Scrittore di grande eclettismo, Marcel Schwob (fratello di Maurice) fu filologo, romanziere, traduttore e drammaturgo.
È oggi considerato uno degli intellettuali più importanti della fine del XIX secolo.
Bordeggiò fra realismo e fantastico, tendendo verso un pantheon di modelli eccelsi: da J. Verne e Mark Twain a R.L. Stevenson, da Catullo a Rabelais e François Villon.
La sua vita fu breve, e segnata da varie malattie mai diagnosticate con precisione, oltre che da una sensibilità decisamente fuori dal comune.

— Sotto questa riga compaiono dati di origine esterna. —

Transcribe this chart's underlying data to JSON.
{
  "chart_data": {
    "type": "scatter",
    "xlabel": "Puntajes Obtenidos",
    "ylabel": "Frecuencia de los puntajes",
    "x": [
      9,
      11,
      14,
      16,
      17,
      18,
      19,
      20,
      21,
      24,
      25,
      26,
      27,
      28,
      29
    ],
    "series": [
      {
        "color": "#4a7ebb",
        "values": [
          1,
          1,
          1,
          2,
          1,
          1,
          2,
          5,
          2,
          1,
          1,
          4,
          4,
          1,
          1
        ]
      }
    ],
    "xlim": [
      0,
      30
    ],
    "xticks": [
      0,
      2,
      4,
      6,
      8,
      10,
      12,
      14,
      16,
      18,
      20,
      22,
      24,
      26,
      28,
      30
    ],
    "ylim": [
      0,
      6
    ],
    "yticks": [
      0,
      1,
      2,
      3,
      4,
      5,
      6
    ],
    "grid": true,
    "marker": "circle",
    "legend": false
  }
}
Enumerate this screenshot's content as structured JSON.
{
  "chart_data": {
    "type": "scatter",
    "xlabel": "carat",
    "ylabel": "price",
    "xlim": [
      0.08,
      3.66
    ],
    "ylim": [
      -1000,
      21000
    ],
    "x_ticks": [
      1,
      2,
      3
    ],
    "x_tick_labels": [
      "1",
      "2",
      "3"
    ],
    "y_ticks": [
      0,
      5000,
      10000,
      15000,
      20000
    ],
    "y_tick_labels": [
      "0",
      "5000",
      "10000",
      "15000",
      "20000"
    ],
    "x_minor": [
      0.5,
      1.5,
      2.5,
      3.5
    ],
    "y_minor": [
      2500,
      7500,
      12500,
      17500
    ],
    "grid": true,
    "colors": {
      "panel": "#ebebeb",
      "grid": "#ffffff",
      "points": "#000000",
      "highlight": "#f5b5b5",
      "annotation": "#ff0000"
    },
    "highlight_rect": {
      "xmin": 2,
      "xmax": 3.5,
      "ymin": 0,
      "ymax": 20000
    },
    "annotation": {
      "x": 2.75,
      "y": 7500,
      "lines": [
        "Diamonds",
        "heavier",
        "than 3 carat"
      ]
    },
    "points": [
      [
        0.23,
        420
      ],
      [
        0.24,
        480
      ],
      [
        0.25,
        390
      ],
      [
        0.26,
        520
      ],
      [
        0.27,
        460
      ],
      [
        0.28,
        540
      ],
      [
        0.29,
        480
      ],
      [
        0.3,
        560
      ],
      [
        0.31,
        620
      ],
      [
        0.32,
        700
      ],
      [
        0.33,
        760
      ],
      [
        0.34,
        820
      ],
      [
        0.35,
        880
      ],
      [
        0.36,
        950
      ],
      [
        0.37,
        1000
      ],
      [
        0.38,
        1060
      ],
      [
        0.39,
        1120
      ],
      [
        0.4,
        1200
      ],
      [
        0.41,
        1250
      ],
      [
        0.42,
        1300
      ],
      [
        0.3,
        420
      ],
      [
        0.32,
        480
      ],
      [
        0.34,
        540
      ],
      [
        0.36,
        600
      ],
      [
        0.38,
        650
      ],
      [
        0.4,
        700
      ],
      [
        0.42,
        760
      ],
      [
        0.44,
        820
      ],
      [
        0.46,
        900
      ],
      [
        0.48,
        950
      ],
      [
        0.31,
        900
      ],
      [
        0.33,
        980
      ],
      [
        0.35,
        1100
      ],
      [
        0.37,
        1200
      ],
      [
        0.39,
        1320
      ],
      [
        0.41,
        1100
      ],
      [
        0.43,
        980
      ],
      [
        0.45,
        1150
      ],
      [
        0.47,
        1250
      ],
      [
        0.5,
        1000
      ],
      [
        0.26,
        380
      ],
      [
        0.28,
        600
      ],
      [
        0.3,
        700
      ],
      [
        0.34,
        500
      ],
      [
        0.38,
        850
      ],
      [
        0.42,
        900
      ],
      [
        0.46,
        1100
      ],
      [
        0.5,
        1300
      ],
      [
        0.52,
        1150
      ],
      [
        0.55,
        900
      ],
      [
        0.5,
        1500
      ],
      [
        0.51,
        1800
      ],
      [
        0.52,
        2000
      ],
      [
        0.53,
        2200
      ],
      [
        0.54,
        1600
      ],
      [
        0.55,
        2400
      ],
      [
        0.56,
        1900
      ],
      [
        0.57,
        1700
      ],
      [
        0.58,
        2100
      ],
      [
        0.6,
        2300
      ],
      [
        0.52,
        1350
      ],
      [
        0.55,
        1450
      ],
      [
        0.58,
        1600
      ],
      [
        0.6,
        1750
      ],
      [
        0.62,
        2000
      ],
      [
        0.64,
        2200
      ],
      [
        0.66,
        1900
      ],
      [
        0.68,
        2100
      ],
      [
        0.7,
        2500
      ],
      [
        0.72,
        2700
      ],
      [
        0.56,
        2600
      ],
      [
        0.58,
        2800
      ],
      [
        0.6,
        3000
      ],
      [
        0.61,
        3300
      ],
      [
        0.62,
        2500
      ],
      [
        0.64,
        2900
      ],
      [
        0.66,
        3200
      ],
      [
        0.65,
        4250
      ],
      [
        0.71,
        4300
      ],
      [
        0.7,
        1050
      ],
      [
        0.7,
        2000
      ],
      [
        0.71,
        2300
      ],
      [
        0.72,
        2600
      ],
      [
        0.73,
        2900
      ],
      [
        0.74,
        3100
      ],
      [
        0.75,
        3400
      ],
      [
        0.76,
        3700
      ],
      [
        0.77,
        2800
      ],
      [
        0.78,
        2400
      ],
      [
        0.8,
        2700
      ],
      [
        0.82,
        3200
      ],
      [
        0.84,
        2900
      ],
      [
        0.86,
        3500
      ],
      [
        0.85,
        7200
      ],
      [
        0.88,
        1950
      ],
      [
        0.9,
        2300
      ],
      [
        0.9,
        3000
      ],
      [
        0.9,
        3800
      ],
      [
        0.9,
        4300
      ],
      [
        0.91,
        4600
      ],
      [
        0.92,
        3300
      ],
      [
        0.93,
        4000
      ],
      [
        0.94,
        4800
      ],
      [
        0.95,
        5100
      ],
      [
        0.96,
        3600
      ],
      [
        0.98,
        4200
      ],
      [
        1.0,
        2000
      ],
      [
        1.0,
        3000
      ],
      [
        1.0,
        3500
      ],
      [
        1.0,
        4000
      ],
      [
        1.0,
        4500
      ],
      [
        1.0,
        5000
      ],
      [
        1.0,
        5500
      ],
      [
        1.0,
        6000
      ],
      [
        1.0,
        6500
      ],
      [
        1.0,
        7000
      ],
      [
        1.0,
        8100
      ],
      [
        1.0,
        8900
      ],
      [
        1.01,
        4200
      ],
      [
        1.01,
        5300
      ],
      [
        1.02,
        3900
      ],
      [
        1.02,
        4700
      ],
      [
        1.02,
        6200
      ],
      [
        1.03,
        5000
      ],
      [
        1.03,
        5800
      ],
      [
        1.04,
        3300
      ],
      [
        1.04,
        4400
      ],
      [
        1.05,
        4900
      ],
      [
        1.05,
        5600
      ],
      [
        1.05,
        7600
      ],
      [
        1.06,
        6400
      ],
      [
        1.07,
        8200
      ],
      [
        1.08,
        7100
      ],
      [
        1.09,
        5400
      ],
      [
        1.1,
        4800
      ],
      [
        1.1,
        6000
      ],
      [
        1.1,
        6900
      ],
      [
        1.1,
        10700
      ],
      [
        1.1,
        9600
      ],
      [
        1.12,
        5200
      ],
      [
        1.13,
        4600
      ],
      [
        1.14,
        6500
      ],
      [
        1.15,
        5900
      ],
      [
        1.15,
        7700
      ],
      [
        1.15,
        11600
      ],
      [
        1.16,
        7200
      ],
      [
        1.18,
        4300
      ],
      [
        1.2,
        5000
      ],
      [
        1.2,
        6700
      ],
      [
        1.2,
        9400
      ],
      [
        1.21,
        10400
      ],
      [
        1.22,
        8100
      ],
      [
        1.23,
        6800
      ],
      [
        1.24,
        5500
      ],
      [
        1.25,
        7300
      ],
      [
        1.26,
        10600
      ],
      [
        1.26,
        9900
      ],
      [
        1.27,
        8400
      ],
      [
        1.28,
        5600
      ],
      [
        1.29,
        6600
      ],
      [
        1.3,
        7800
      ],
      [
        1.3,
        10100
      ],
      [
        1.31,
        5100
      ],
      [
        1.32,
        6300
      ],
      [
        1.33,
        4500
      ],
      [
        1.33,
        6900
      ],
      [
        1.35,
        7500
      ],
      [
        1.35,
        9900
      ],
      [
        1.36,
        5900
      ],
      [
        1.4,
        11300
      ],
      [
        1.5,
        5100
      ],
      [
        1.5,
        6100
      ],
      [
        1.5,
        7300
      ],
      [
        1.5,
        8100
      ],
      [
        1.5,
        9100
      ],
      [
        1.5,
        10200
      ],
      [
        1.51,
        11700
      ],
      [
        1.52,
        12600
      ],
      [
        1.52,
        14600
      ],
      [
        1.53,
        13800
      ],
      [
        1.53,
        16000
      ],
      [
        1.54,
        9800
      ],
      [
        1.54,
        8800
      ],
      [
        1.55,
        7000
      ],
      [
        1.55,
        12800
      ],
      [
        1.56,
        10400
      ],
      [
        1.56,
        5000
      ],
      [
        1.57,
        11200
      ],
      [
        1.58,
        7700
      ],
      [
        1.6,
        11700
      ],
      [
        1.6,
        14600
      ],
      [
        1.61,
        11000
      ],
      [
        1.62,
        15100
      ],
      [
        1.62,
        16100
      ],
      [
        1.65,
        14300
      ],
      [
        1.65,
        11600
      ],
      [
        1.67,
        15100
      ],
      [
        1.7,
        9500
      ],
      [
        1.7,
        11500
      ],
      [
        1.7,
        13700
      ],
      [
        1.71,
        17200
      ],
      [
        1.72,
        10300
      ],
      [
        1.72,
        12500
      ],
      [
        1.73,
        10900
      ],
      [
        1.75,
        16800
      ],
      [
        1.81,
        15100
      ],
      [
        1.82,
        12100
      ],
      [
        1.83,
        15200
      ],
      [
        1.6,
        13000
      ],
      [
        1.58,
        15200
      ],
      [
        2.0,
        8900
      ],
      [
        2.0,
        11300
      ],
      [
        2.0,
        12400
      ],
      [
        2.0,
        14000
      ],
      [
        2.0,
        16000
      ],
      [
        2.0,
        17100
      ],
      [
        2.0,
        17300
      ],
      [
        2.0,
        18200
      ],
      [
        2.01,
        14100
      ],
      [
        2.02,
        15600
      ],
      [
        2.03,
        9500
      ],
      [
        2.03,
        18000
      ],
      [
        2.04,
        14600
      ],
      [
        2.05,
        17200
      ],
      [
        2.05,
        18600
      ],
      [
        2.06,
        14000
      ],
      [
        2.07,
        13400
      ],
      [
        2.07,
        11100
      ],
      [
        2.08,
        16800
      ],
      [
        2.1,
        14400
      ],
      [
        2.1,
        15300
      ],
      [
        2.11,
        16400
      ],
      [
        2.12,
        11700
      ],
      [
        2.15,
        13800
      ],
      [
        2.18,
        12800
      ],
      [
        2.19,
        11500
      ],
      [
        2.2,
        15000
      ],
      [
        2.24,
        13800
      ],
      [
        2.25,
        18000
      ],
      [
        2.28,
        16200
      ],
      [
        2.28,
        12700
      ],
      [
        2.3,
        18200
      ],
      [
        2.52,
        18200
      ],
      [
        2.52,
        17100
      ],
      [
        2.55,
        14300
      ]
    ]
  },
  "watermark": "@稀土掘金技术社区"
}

La sua esistenza fu consacrata a compilare e comparare vite immaginarie.
Tra le sue tante amicizie, che diedero luogo ad altrettante corrispondenze, ricordiamo quelle con P. Daudet, P. Valery, A. Gide, A. Jarry e Stevenson, del quale divenne grande amico.
All’autore scozzese avrebbe dedicato diversi saggi, traducendone varie opere (nella corrispondenza si accenna a più riprese ad un progetto di messa in scena per Dr. Jeckill e mr. Hyde).
Dopo la morte di Stevenson, Schwob intraprese un viaggio a Samoa, con l'intenzione di rendere omaggio alla tomba dell’amico, senza tuttavia riuscire nell’intento.
Giunto in prossimità della meta, infatti, una polmonite aggravò le già precarie condizioni di salute, e Schwob fu costretto a ripartire per la Francia.
È questa, forse, la conclusione più coerente che la sua avventurosa vita di bibliomane potesse chiedere, una sorta di congedo alla vita in nome della sua grande passione per l’avventura, passione vissuta quasi esclusivamente attraverso i libri.
Dopo il grande successo delle Vite immaginarie, solo di recente sembra essersi risvegliato in Italia l’interesse per uno degli autori europei più apprezzati.